Malaria remains a major public health issue, and resistance to most current treatments is widespread. Current efforts for the worldwide eradication of this ancient disease include the establishment of new strategies to block the transmission of malaria parasites to the mosquito. One of the key properties of malaria transmission stages is their enrichment in deep tissues, i.e., the brain, during development in humans. We are working toward a comprehensive analysis of transmission stage tissue enrichment, and of the underlying mechanisms of this enrichment in a laboratory setting. This work includes field collaborations in Blantyre, Malawi and Ibadan, Nigeria.

P. falciparum erythrocyte membrane protein 1 (PfEMP) is localized on the infected red blood cell (RBC) surface. PfEMP1 is encoded by the var multigene family and it represents a major parasite virulence factor due to its central role in parasite sequestration and immune evasion. There is increasing evidence that the differential binding properties of PfEMP1 variants to specific host receptors are directly linked to the cytoadherence of infected RBC (iRBC) to the microvascular endothelium. We are using transgenic parasite lines expressing PfEMP1 virulence domains to gain a better understanding of the link between the expression of PfEMP1 and pathology.
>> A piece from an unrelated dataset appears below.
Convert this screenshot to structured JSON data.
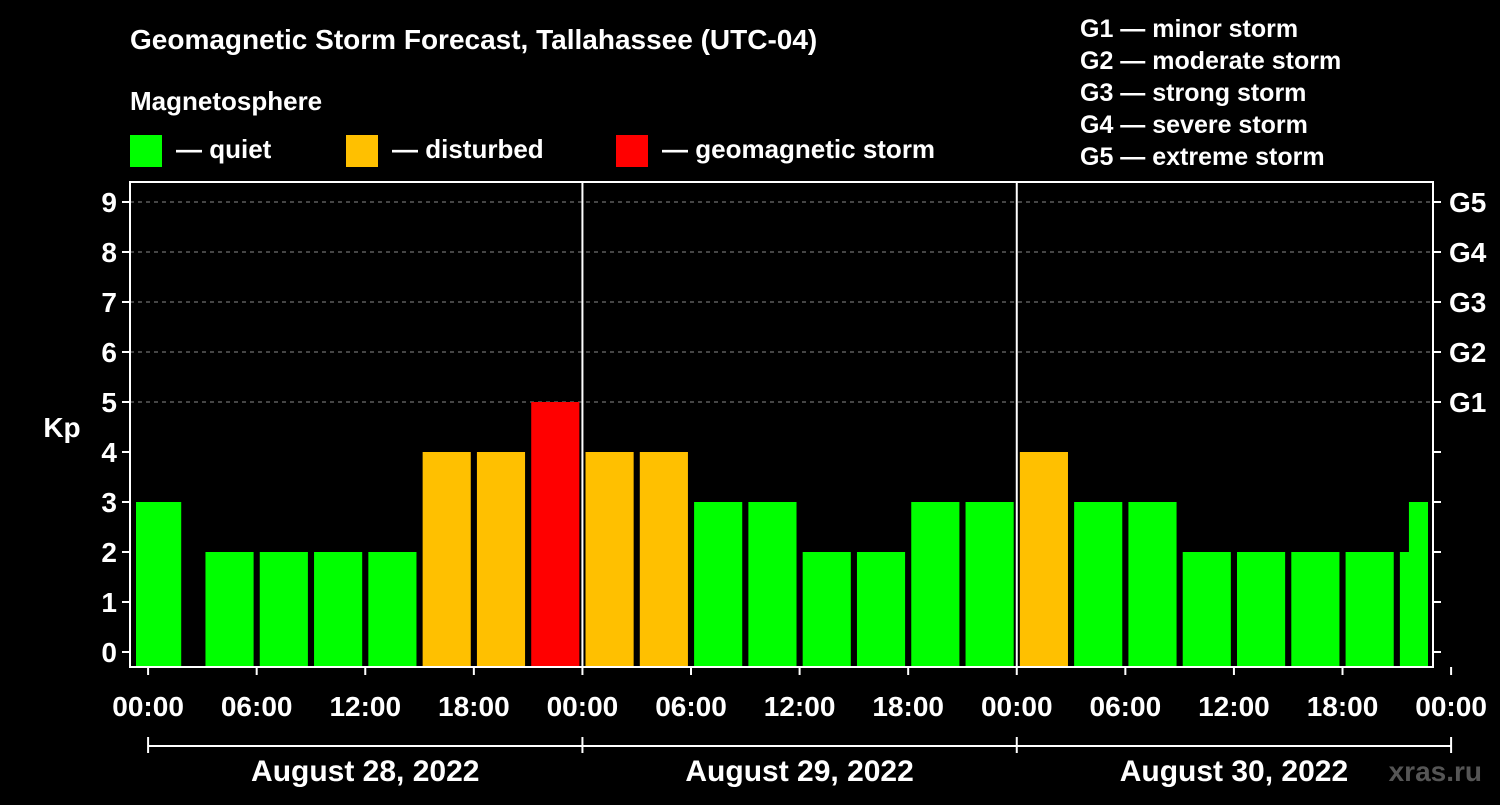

During the cycle in human red blood cells, the parasite induces drastic morphological changes of its host cell. This mechanism of host cell remodeling serves to induce cytoadherence of iRBCs to host vascular endothelium, to facilitate nutrient import and immune evasion. The recent identification of a conserved motif required for export of virulence and remodeling factors from the parasite to the host allowed a classification of the exportome in P.falciparum and other Plasmodium species. A comparative functional analysis of exported proteins in different Plasmodium species allows us to investigate the evolution of virulence in malaria parasites on a molecular and cellular level.